6. Mixing escalation logic into knowledge content
"If the customer is angry, escalate" is not knowledge — it is an escalation rule. Keep these separate. The knowledge tells the AI what; the rules tell it when.
For most SMBs:
- 40–60 FAQ entries — covers 85% of inbound questions.
- Service/pricing table — 10–30 services with ranges.
- 5–10 policy documents — warranty, refund, process, regulatory disclosures.
This is achievable in 2–4 hours of focused work. The next 10% of accuracy requires iteration over the first month; the final 5% requires ongoing maintenance.
Measuring Knowledge-Base Quality
Track three metrics weekly:
- "I don't know" rate — share of calls where the AI could not answer. Target under 5%.
- Escalation rate — share of calls escalated to a human. Should land 8–15% for service businesses (lower means too aggressive AI; higher means knowledge gaps).
- Booking conversion rate — share of intent-qualified calls that ended in a booking or commitment. Should be 60–80%+ for service businesses.
If any of these is off, the knowledge base is the most likely root cause.
Vertical-Specific Tips
Home services
Include service-area ZIPs, after-hours pricing uplift, common-service ranges by year/make/model where relevant. Configure permit-required jobs with proper qualification questions.
Medical / dental / veterinary
Include accepted insurance, new-patient process, what-to-bring lists, urgent-vs-routine triage criteria. HIPAA-BAA tier required.
Restaurants
Build the dish-by-dish allergen / dietary database. This is the highest-impact knowledge investment for restaurants.
Real estate / leasing
Property-by-property facts (rent, deposits, pet policy, parking, amenities). Connect to your property management software for live availability.
Salons / spas
Stylist-level pricing tiers, service durations, color-correction triage flow.
The Bottom Line
The AI voice agent is only as good as what you train it on. 2–4 hours of focused FAQ and knowledge-base work is the difference between a 70% accuracy agent that frustrates customers and a 95%+ accuracy agent that books calls smoothly. The work is finite; the payoff compounds with every call.

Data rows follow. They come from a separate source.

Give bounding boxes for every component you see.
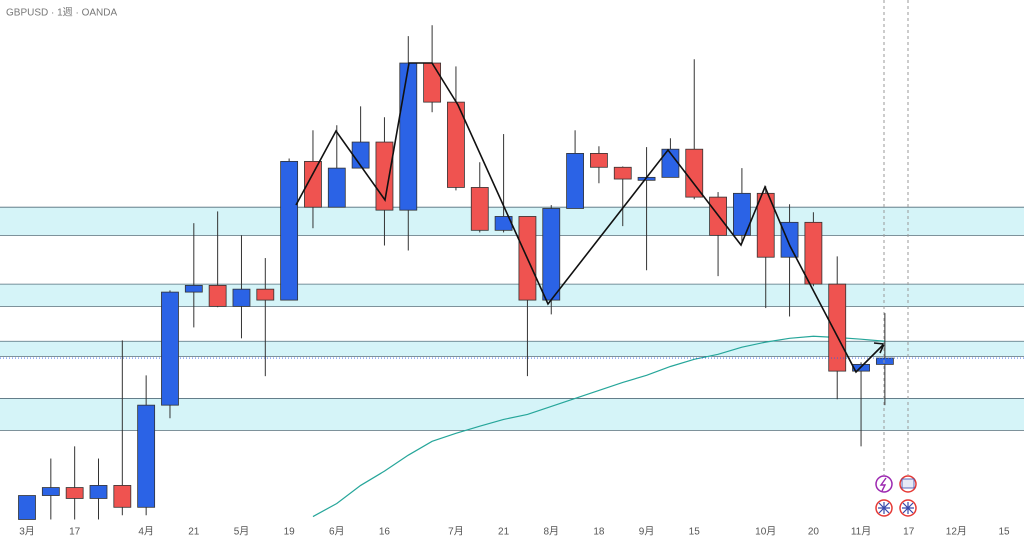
x-tick-label: 15: [998, 527, 1010, 538]
x-tick-label: 5月: [234, 526, 250, 538]
x-tick-label: 18: [593, 527, 605, 538]
candle-body: [161, 291, 179, 406]
moving-average: [312, 335, 885, 518]
candle-body: [828, 283, 847, 372]
candle-body: [280, 160, 299, 301]
candle-body: [304, 160, 322, 208]
candle-body: [875, 357, 894, 365]
candle-body: [566, 153, 584, 209]
candle-body: [208, 284, 227, 307]
x-tick-label: 21: [188, 527, 200, 538]
x-tick-label: 7月: [448, 526, 464, 538]
candle-body: [113, 485, 132, 508]
candle-body: [399, 62, 418, 211]
candle-body: [756, 192, 775, 258]
x-tick-label: 16: [379, 527, 391, 538]
zone: [0, 341, 1024, 357]
x-tick-label: 3月: [19, 526, 35, 538]
candle-body: [351, 141, 370, 169]
x-tick-label: 17: [903, 527, 915, 538]
candle-body: [89, 485, 108, 499]
x-tick-label: 12月: [946, 526, 967, 538]
trend-drawing: [295, 62, 885, 374]
candle-body: [542, 208, 561, 301]
zone: [0, 284, 1024, 307]
x-tick-label: 4月: [138, 526, 154, 538]
x-tick-label: 10月: [755, 526, 776, 538]
x-tick-label: 19: [284, 527, 296, 538]
candle-body: [184, 284, 203, 293]
x-tick-label: 8月: [543, 526, 559, 538]
x-tick-label: 6月: [329, 526, 345, 538]
candle-body: [65, 487, 84, 499]
candle-body: [327, 167, 346, 208]
candle-body: [232, 288, 251, 307]
x-axis: 3月 17 4月 21 5月 19 6月 16 7月 21 8月 18 9月 15 10月 20 11月 17 12…: [19, 526, 1010, 538]
candle-body: [18, 495, 36, 520]
moving-average-line: [312, 335, 885, 518]
zones: [0, 206, 1024, 431]
x-tick-label: 17: [69, 527, 81, 538]
candle-body: [470, 187, 489, 231]
candle-body: [137, 404, 156, 508]
candle-body: [256, 288, 275, 301]
candle-body: [613, 166, 632, 180]
x-tick-label: 20: [808, 527, 820, 538]
x-tick-label: 9月: [639, 526, 655, 538]
candle-body: [590, 153, 608, 168]
x-tick-label: 15: [689, 527, 701, 538]
candle-body: [733, 192, 751, 236]
candle-body: [41, 487, 60, 496]
candle-body: [685, 148, 704, 198]
candle-body: [780, 221, 799, 258]
candle-body: [423, 62, 442, 103]
chart-title: GBPUSD · 1週 · OANDA: [6, 7, 117, 19]
x-tick-label: 21: [498, 527, 510, 538]
candle-body: [804, 221, 823, 285]
x-tick-label: 11月: [851, 526, 871, 538]
event-icons: [875, 475, 917, 517]
candles: [0, 25, 1024, 520]
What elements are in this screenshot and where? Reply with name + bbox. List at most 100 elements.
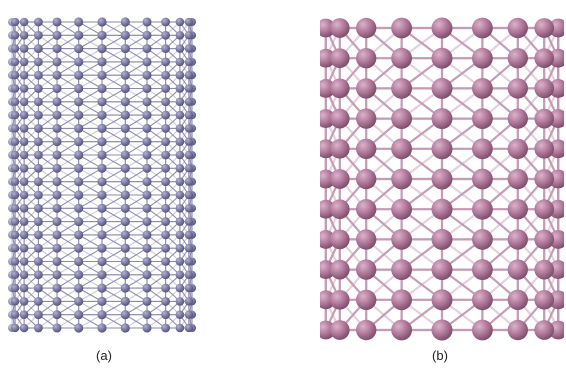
atom	[19, 124, 29, 133]
atom	[534, 48, 555, 69]
atom	[175, 44, 185, 53]
atom	[356, 78, 377, 99]
atom	[161, 310, 171, 320]
atom	[52, 83, 62, 94]
atom	[97, 217, 107, 227]
atom	[120, 110, 130, 120]
atom	[74, 123, 84, 133]
atom	[97, 163, 107, 173]
atom	[52, 190, 62, 200]
atom	[507, 48, 528, 69]
atom	[184, 204, 194, 213]
atom	[161, 44, 171, 54]
atom	[184, 44, 194, 53]
atom	[175, 270, 185, 280]
atom	[120, 123, 130, 133]
atom	[74, 17, 84, 27]
atom	[19, 97, 29, 107]
atom	[507, 17, 528, 39]
atom	[10, 44, 20, 53]
atom	[10, 283, 20, 293]
atom	[161, 257, 171, 266]
atom	[52, 163, 62, 173]
atom	[507, 199, 528, 220]
panel-a-label: (a)	[96, 348, 112, 363]
atom	[120, 83, 130, 94]
atom	[97, 110, 107, 120]
atom	[19, 17, 29, 27]
atom	[74, 163, 84, 173]
atom	[52, 270, 62, 280]
atom	[120, 283, 130, 293]
atom	[19, 30, 29, 40]
atom	[329, 48, 350, 69]
atom	[184, 71, 194, 80]
atom	[175, 297, 185, 306]
atom	[184, 217, 194, 226]
atom	[175, 84, 185, 93]
atom	[74, 57, 84, 67]
atom	[33, 44, 43, 54]
atom	[471, 138, 493, 160]
atom	[120, 203, 130, 213]
atom	[356, 108, 377, 129]
atom	[33, 123, 43, 133]
atom	[33, 190, 43, 200]
atom	[33, 70, 43, 80]
atom	[52, 256, 62, 267]
atom	[431, 228, 453, 250]
atom	[534, 18, 555, 38]
atom	[471, 17, 493, 39]
atom	[33, 257, 43, 266]
atom	[74, 150, 84, 160]
atom	[507, 138, 528, 159]
atom	[142, 256, 152, 267]
atom	[120, 177, 130, 187]
atom	[33, 203, 43, 213]
atom	[74, 30, 84, 40]
atom	[120, 323, 130, 333]
atom	[97, 323, 107, 333]
atom	[97, 57, 107, 67]
atom	[175, 257, 185, 266]
panel-b-label: (b)	[432, 348, 448, 363]
atom	[97, 137, 107, 147]
atom	[184, 31, 194, 40]
atom	[161, 323, 171, 333]
atom	[33, 323, 43, 333]
atom	[161, 30, 171, 40]
atom	[120, 243, 130, 253]
atom	[120, 190, 130, 200]
atom	[52, 296, 62, 306]
atom	[33, 217, 43, 227]
atom	[52, 110, 62, 120]
atom	[184, 244, 194, 253]
atom	[74, 177, 84, 187]
atom	[175, 323, 185, 333]
atom	[142, 230, 152, 240]
atom	[507, 78, 528, 99]
atom	[142, 97, 152, 107]
atom	[120, 150, 130, 160]
atom	[329, 138, 350, 159]
atom	[19, 137, 29, 147]
atom	[356, 138, 377, 159]
atom	[391, 77, 413, 99]
atom	[142, 57, 152, 67]
atom	[52, 243, 62, 253]
atom	[329, 78, 350, 99]
atom	[52, 137, 62, 147]
atom	[142, 270, 152, 280]
atom	[471, 47, 493, 69]
atom	[142, 310, 152, 320]
atom-layer	[8, 17, 196, 333]
atom	[356, 17, 377, 39]
atom	[356, 319, 377, 341]
atom	[52, 57, 62, 67]
atom	[52, 70, 62, 80]
atom	[534, 108, 555, 129]
atom	[142, 110, 152, 120]
atom	[184, 150, 194, 160]
atom	[10, 97, 20, 106]
atom	[10, 190, 20, 200]
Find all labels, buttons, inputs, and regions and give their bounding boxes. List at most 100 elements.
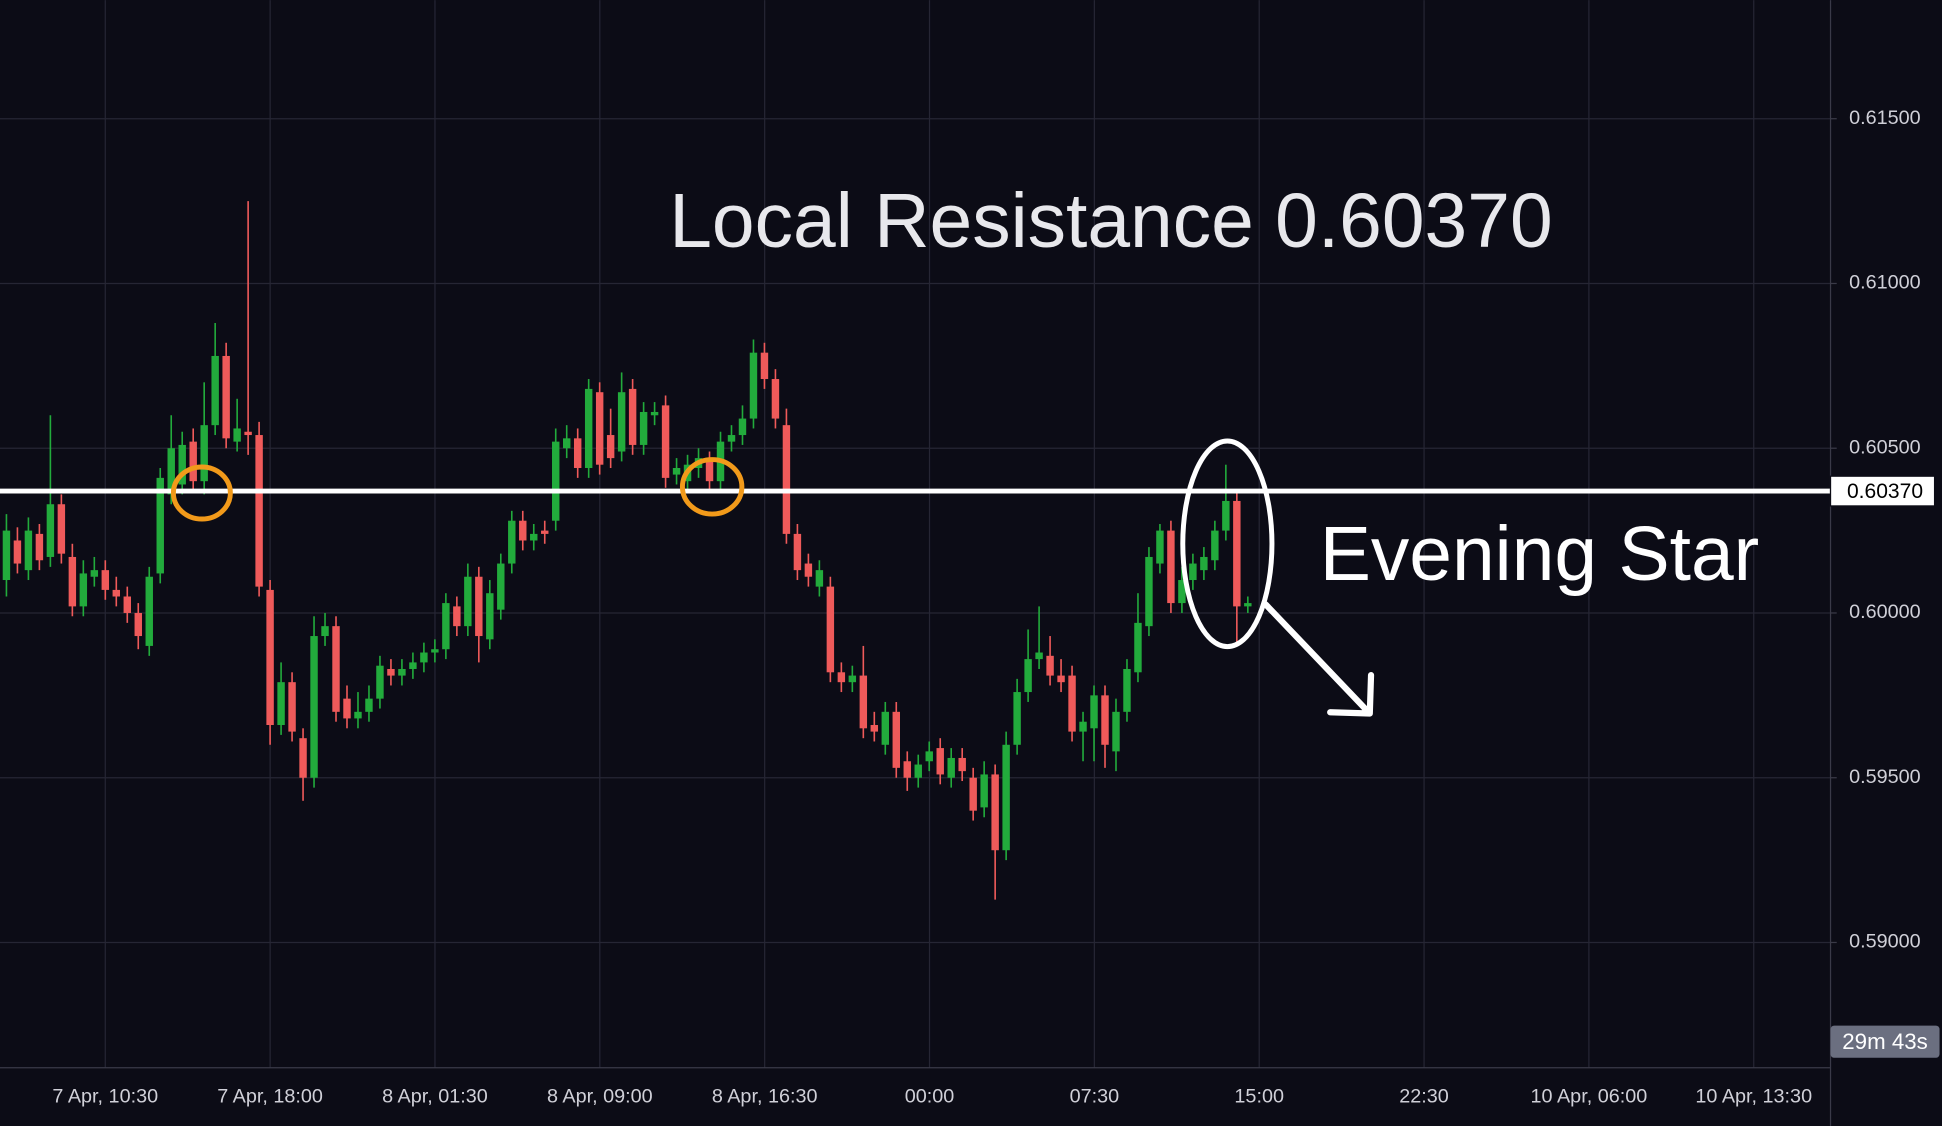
- candle-body: [1024, 659, 1032, 693]
- candle-body: [68, 556, 77, 607]
- candle-body: [57, 504, 66, 554]
- resistance-label-box: [1829, 475, 1936, 507]
- candle-body: [178, 444, 186, 485]
- candle-body: [1244, 603, 1252, 607]
- candle-body: [343, 698, 351, 719]
- x-tick-label: 7 Apr, 10:30: [52, 1086, 158, 1108]
- candle-body: [79, 573, 88, 607]
- candle-body: [738, 418, 747, 436]
- candle-body: [650, 411, 659, 416]
- x-tick-label: 8 Apr, 16:30: [712, 1086, 818, 1108]
- candle-body: [903, 761, 911, 778]
- candle-body: [189, 441, 197, 482]
- candle-body: [233, 428, 241, 442]
- candle-body: [628, 388, 637, 445]
- candle-body: [1112, 711, 1120, 752]
- candle-body: [562, 438, 571, 449]
- annotation-pattern: Evening Star: [1320, 511, 1760, 597]
- candle-body: [486, 593, 494, 640]
- candle-body: [1222, 500, 1230, 531]
- candle-body: [848, 675, 857, 683]
- candle-body: [793, 533, 802, 571]
- candle-body: [530, 533, 538, 541]
- x-tick-label: 10 Apr, 06:00: [1531, 1086, 1648, 1108]
- candle-body: [1123, 668, 1131, 712]
- candle-body: [1013, 692, 1021, 745]
- y-tick-label: 0.59000: [1849, 931, 1921, 953]
- candle-body: [90, 570, 99, 577]
- candle-body: [672, 467, 681, 475]
- candle-body: [815, 570, 824, 587]
- candle-body: [145, 576, 153, 646]
- candle-body: [1200, 556, 1208, 571]
- candle-body: [826, 586, 835, 673]
- candle-body: [1079, 721, 1087, 732]
- candle-body: [35, 533, 44, 561]
- candle-body: [365, 698, 373, 712]
- candle-body: [453, 606, 461, 627]
- candle-body: [771, 379, 780, 419]
- candle-body: [1233, 500, 1241, 607]
- candle-body: [13, 540, 22, 564]
- candle-body: [277, 682, 285, 726]
- countdown-box: [1830, 1025, 1940, 1058]
- candle-body: [1068, 675, 1076, 732]
- x-tick-label: 8 Apr, 09:00: [547, 1086, 653, 1108]
- candle-body: [892, 711, 900, 768]
- countdown: 29m 43s: [1842, 1029, 1927, 1054]
- candle-body: [442, 603, 450, 650]
- candle-body: [749, 352, 758, 419]
- y-tick-label: 0.59500: [1849, 766, 1921, 788]
- down-arrow: [1262, 601, 1375, 717]
- candle-body: [1046, 655, 1054, 676]
- candle-body: [969, 777, 977, 811]
- y-tick-label: 0.61000: [1849, 272, 1921, 294]
- candle-body: [573, 438, 582, 468]
- candle-body: [46, 504, 55, 557]
- candle-body: [134, 612, 142, 637]
- annotation-title: Local Resistance 0.60370: [669, 178, 1552, 264]
- pattern-ellipse: [1180, 438, 1275, 650]
- x-tick-label: 8 Apr, 01:30: [382, 1086, 488, 1108]
- candle-body: [112, 589, 121, 597]
- candle-body: [1145, 556, 1153, 627]
- candle-body: [299, 738, 307, 778]
- candle-body: [595, 392, 604, 465]
- touch-circle: [170, 464, 233, 522]
- candle-body: [123, 596, 131, 613]
- candle-body: [255, 435, 263, 587]
- candle-body: [376, 665, 384, 699]
- candle-body: [859, 675, 868, 729]
- candle-body: [288, 682, 296, 732]
- candle-body: [837, 672, 846, 683]
- candle-body: [409, 662, 417, 669]
- candle-body: [1134, 622, 1142, 673]
- candle-body: [947, 757, 955, 778]
- candle-body: [639, 411, 648, 445]
- candles: [0, 201, 1831, 900]
- candle-body: [782, 425, 791, 534]
- candle-body: [870, 725, 879, 732]
- x-tick-label: 10 Apr, 13:30: [1695, 1086, 1812, 1108]
- candle-body: [266, 589, 274, 726]
- candle-body: [617, 392, 626, 452]
- candle-body: [244, 431, 252, 436]
- candle-body: [101, 570, 110, 590]
- candle-body: [1002, 744, 1010, 851]
- candle-body: [661, 405, 670, 478]
- candle-body: [475, 576, 483, 637]
- candle-body: [541, 530, 549, 534]
- candle-body: [1189, 563, 1197, 581]
- candle-body: [387, 668, 395, 676]
- candle-body: [914, 764, 922, 778]
- candle-body: [222, 355, 230, 439]
- candle-body: [705, 461, 714, 482]
- candle-body: [519, 520, 527, 541]
- candle-body: [1090, 695, 1098, 729]
- candle-body: [925, 751, 933, 762]
- x-tick-label: 00:00: [905, 1086, 955, 1108]
- candle-body: [1178, 580, 1186, 604]
- candle-body: [354, 711, 362, 719]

If you want to start, begin a JagCall trial. For deeper context, see our 15-minute setup guide, our AI voice agent explainer, our platform comparison, or our small-business automation playbook.
Frequently Asked Questions
How many FAQ entries do I need?
40–60 covers 85% of inbound questions for most SMBs. Add the remaining 10–20 over the first month based on transcript review.
Can I just upload my website?
Some platforms support web crawl. It works for basic FAQs but typically yields lower accuracy than purpose-written Q&A pairs because website prose is not optimized for retrieval.
What about pricing — should I include exact prices?
Use ranges for service businesses (diagnostic + service ranges by category). Exact prices for fixed-price items (gift cards, fees, copays). Avoid quoting firm prices on uninspected work.
How often should I update the knowledge base?
Quarterly review minimum. Update immediately when pricing changes, services evolve, or policies shift.
Will the AI use the knowledge base for all calls?
The AI uses it when caller questions match. For routine intake / booking flows, the AI follows the configured script. The knowledge base is for FAQ-style questions.
What if the AI gives a wrong answer?
Fix the underlying knowledge entry. Most "wrong answers" trace back to either missing knowledge or ambiguous knowledge. Iterate.
Can I split knowledge by use case (sales vs. support vs. after-hours)?
Yes — most platforms support multiple knowledge bases or context tagging. Useful when the same business has distinct call types.
Should I include competitor information?
Optional but useful for "are you cheaper than X" questions. Be factual and brand-appropriate.
Does HIPAA-BAA tiering affect knowledge-base structure?
The knowledge base itself is the same. PHI handling rules apply to call recording / transcription / retention — not the knowledge documents you upload.
How fast can I get from 70% to 95% accuracy?
Most businesses hit 90%+ within 2 weeks of daily refinement. The final 5% takes ongoing iteration as new question patterns emerge.